Oysa daha o gece bitmeden, daha doğrusu saatler gece yarısını bile göstermeden; katilin FETÖ mensubu olduğu kesinleşmişti. Locaefendi’nin muhibbi Hürriyet, bu gerçeği okuyucularından itina ile gizlemişti!
*
Bitmedi…
Mevlüt Mert Altıntaş, Paralel Yapı’nın sınav hırsızlığı sonucu polis olanlardandı.
15 Temmuz (2016) günü, Diyarbakır’da görevli iken iki gün için izin almış ve Ankara’nın yolunu tutmuştu…
Paralel Altıntaş’ın “izin kâğıdına yazdığı, Ankara’daki adresteki ev” mi; firardaki Abdullah Bozkurt’a aitti.
FETÖ’nün İsveç’e kaçan etki ajanlarından “gazeteci” maskeli Abdullah Bozkurt’un, Andrey Karlov’a düzenlenen suikasttan iki gün öncesinde; twitter’dan “Türkiye’deki elçilikler artık güvende değil” diye yazdığını da, çoktan unuttuk…
FETÖ’nün “uluslararası propaganda” için kurduğu İsveç merkezli SCF (Stockholm Center for Freedom) adlı kuruluşun başında, Sam Amca’sının Abdullah Bozkurt’u var!

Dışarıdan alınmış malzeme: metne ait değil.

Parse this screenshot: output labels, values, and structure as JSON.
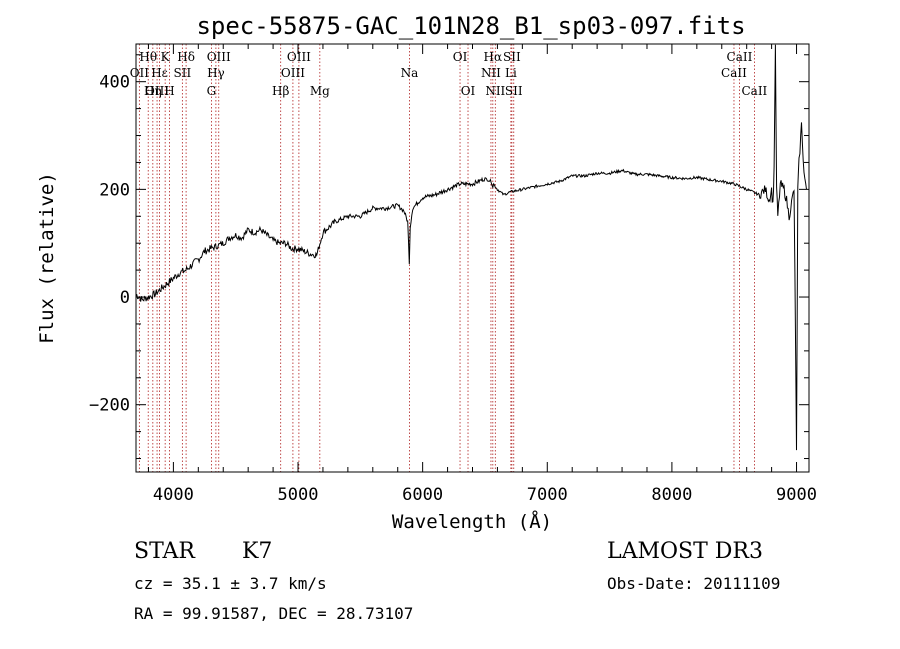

15 Temmuz’daki darbe kalkışmasıyla alakalı bir rapor yayınlayan bu kuruluş; 191 sayfalık raporda Fetullah Gülen ile yapılmış bir mülakatı öne çıkarmıştı…
Raporda; Kılıçdaroğlu ve Demirtaş’ın yanı sıra, CIA ajanı Henri Barkey ile Michael Rubin’in açıklamalarına da yer verilmişti!
*
Abdullah Bozkurt adlı ajan; Trump’ın Kudüs’le ilgili malum kararından dolayı Türkiye’de protesto edilmesinden fevkalade rahatsız oldu!
Twitter’dan “Türkiye’deki Kudüs protestolarında El Kaide bağlantılı terör grupları başı çekiyor” diye yazarak iftira atan da Paralel Ajan Mister Bozkurt’tur:
“El Kaide’nin, aslında CIA operasyonunun kod adı” olduğu gerçeğini, Langley’dekilerden öğrenmiş olmalıdır!